Male illegal immigrants, she said, “are coming here with what seems to be a very beautiful initial intention, to raise [up] the family economically” that was left behind, but they could set up a second family here outside the spiritual law.

“Once here, they are faced with a major temptation of hooking up with other women [who are] in need of financial support, frequently do not speak English, and are searching for a father replacement for their children,” Fuenzalida said.

“These hookups are at the expense of the sacramental family left behind,” she said. “The initial goal to support their family left behind vanishes. So we Catholic believers can easily get into a position of aiding and abetting adultery. . . .

“Many of these ‘half-families’ end up with strangers living with them,” she said. “This is by no means the normal family unit. . . . Too many pedophiles are willing to jump in, to help these vulnerable mothers with children, which unfortunately too often has a very painful ending,” with the children accessible to the pedophiles.

Detrimental effects take various forms, she said. “Broken parents, living in mortal sin, stop receiving the sacraments, and often put work and any excuse above their duty to worship in the True Church.”

Meanwhile, children are “more vulnerable and exposed to real dangers, frequently by the man the mother brings in, and the easy avenue of prostitution, drugs, theft….A criminal lifestyle becomes a solution for many of these spiritually broken and often physically ‘abandoned’ children,” Fuenzalida said.

A possible legal solution for work-seekers, she said, would be companies providing “legal work visas for no longer than six months, with taxes automatically deducted for all foreign workers. For longer work-permit visas, employers should offer housing, and also schooling for children in the family [and] English classes for the parents…in order to minimize difficulties and maximize basic benefits for the family that is relocating for longer periods.”
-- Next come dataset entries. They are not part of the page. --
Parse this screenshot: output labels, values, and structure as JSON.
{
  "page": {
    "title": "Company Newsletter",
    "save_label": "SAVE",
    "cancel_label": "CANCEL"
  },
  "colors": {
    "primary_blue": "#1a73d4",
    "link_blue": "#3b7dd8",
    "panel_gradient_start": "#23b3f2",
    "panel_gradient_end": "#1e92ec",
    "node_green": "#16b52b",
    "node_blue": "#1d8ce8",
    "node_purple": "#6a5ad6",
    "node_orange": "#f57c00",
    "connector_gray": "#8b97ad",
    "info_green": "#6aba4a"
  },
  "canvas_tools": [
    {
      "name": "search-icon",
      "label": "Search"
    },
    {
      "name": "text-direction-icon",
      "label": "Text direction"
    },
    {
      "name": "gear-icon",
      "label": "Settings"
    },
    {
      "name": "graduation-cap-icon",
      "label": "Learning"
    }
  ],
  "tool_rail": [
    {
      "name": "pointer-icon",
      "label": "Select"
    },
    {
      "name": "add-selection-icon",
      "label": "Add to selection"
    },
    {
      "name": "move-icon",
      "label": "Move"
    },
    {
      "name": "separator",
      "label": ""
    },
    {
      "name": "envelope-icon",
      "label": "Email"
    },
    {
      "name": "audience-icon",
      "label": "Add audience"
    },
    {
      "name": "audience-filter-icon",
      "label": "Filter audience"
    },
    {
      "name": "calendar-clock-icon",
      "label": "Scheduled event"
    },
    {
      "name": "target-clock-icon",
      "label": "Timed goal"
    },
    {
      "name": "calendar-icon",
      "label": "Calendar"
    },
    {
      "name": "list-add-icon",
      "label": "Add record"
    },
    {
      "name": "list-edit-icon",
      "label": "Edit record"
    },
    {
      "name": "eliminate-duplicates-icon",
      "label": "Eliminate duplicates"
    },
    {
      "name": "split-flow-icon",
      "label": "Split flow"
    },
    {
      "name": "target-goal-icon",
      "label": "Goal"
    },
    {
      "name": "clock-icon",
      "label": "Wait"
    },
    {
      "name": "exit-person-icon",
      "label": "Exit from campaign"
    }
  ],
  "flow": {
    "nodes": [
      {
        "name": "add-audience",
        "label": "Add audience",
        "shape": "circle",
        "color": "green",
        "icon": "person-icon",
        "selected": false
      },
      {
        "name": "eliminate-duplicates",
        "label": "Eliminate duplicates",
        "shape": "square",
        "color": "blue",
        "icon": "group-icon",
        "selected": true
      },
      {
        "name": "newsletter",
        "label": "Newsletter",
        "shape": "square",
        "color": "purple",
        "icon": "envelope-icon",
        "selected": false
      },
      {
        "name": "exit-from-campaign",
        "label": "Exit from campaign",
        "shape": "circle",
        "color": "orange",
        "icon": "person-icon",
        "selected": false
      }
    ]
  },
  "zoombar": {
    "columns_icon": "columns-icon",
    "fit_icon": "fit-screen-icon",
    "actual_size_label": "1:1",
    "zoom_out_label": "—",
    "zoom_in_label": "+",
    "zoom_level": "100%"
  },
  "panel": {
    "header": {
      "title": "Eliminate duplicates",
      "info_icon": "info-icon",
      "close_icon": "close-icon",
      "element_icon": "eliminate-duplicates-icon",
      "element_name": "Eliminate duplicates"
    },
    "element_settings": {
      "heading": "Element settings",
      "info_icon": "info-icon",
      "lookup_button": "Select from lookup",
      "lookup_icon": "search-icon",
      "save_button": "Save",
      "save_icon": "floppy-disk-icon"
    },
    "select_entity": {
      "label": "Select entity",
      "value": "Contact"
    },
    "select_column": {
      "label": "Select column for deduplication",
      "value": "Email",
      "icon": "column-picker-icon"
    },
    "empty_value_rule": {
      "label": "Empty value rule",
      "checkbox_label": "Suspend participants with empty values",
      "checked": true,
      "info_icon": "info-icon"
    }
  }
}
Mexico “doesn’t open its borders because it can’t afford to support citizens from other countries,” Fuenzalida said. “The Mexican citizen comes first in Mexico. Just like in the U.S., a U.S. citizen should come first.”

When a Mexican diplomat told her that the U.S. should open its borders, Fuenzalida said she asked if Mexico would open its borders, and he replied, “Absolutely not. We cannot afford them!”